I cannot decide how I feel about Americanah by Chimamanda Ngozi Adichie. On one hand, it is well-written, full of vibrant characters, and deals with tough themes: race, poverty, being an immigrant, and returning home to find it a changed place. On the other hand, I got the end of the novel not caring if any of the characters found happiness.
Adichie’s discussion of being black in America, but not necessarily a Black American, is eye-opening. As a white American who has only ever lived in the Midwest, this is a topic that I know nothing about. In college I took course in African history and African-American Intellectual history, so went into the novel familiar with certain themes of belonging and identity as they relate to race and immigrant status, but learning about race in America is not the same as experiencing it. It was interesting to read Ifemelu’s perspective on how being black in America was different, and how when she returned home to Nigeria that she didn’t feel black anymore. I don’t know as that I have the right lens to judge this novel – perhaps it’s merit is one that I cannot fully see.
What I can see is the words and the story itself: Adichie’s prose is at times poetical, and the first quarter of the novel is compelling: the plot, the observations, the commentary all work together to tell the story of Ifemelu, a young Nigerian woman heading to college in America on scholarship, leaving a boy she loves behind. She lands in the states to find a different world than what she was promised, faces significant struggles, and eventually attains success as a blog writer and speaker on the topic of race from the perspective of a Non-American Black. The novel flattens from there, as Ifemelu makes decisions that don’t always make sense and that sometime hurt others.

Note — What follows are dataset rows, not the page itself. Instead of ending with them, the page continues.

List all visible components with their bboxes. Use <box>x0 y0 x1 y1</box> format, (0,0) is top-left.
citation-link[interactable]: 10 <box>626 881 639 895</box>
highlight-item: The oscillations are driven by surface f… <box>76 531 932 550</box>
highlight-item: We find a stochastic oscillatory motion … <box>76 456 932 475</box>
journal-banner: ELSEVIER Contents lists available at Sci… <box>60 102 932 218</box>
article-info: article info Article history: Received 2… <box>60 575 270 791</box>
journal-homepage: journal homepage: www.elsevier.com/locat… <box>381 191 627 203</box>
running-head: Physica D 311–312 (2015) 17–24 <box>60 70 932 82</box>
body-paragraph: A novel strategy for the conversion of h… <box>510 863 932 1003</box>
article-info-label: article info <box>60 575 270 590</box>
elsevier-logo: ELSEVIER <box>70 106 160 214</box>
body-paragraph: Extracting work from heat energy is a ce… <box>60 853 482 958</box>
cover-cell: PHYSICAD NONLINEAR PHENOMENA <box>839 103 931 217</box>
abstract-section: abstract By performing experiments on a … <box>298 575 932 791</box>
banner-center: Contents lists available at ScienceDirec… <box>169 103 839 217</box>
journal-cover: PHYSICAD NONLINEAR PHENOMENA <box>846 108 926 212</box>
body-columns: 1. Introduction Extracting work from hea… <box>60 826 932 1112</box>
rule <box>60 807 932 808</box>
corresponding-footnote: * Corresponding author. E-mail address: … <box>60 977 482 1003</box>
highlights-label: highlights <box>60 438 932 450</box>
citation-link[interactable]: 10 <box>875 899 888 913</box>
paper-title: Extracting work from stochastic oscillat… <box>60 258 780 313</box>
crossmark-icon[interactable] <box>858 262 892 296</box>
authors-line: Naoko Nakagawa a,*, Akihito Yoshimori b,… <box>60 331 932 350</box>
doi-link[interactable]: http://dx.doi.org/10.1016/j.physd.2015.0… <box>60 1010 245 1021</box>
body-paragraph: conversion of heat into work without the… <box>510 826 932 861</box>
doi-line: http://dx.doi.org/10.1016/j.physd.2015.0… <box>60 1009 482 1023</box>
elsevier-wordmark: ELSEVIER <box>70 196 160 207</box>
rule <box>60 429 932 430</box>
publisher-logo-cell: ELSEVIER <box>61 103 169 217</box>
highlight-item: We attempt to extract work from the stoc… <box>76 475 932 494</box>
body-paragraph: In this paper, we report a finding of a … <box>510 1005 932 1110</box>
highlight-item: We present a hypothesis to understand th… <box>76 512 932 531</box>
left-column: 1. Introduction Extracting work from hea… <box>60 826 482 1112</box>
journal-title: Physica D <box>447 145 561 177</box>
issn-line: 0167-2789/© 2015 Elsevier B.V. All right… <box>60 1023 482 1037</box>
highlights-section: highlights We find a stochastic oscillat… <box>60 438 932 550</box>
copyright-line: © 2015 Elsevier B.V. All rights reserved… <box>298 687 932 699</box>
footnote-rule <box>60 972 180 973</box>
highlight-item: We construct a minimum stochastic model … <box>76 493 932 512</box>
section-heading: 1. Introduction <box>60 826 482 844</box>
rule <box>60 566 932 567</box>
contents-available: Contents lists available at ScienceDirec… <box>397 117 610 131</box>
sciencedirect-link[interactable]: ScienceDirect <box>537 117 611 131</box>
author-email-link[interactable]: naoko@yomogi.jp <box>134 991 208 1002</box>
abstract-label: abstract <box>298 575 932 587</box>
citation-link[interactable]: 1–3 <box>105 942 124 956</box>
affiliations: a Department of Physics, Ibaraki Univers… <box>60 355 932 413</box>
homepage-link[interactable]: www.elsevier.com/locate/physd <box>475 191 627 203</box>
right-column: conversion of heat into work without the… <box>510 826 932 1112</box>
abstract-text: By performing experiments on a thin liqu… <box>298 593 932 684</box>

“But she had not had a bold epiphany and there was no cause; it was simply that layer after layer of discontent had settled in her, and formed a mass that now propelled her… her relationship with him was like being content in a house but always sitting by the window looking out.” – p. 7
“He was no longer sure, he had in fact never been sure, whether he liked his life because he really did or whether he liked it because he was supposed to.” – p. 21
“She rested her head against his and felt, for the first time, what she would often feel with him: a self-affection. He made her like herself.” – p. 61
“Did things begin to exist only when they were named?” – p. 160
“He was like a salutary tonic; with him, she could only inhabit a higher level of goodness.” – p. 313
“She heard his words like a melody… and between them silence grew, an ancient silence that they both knew. She was inside this silence and she was safe.” – p. 439
“Race doesn’t really work here [in Nigeria]. I feel like I got off the plane in Lagos and stopped being black.” – p. 475
Was it a good story? Yes, in that I think it is an important story to learn from, but it’s not one I would recommend to a friend as an engaging or entertaining read. It’s a book to read for perspective.
What could have made it a better story? While I imagine that all the ancillary characters were there to serve as anecdotes and fodder for Ifemelu’s blog, I often got through a section wondering if it had been necessary. I feel like the middle third of the book could almost not exist and it still retain its shape.
Have you read Americanah? What did you think?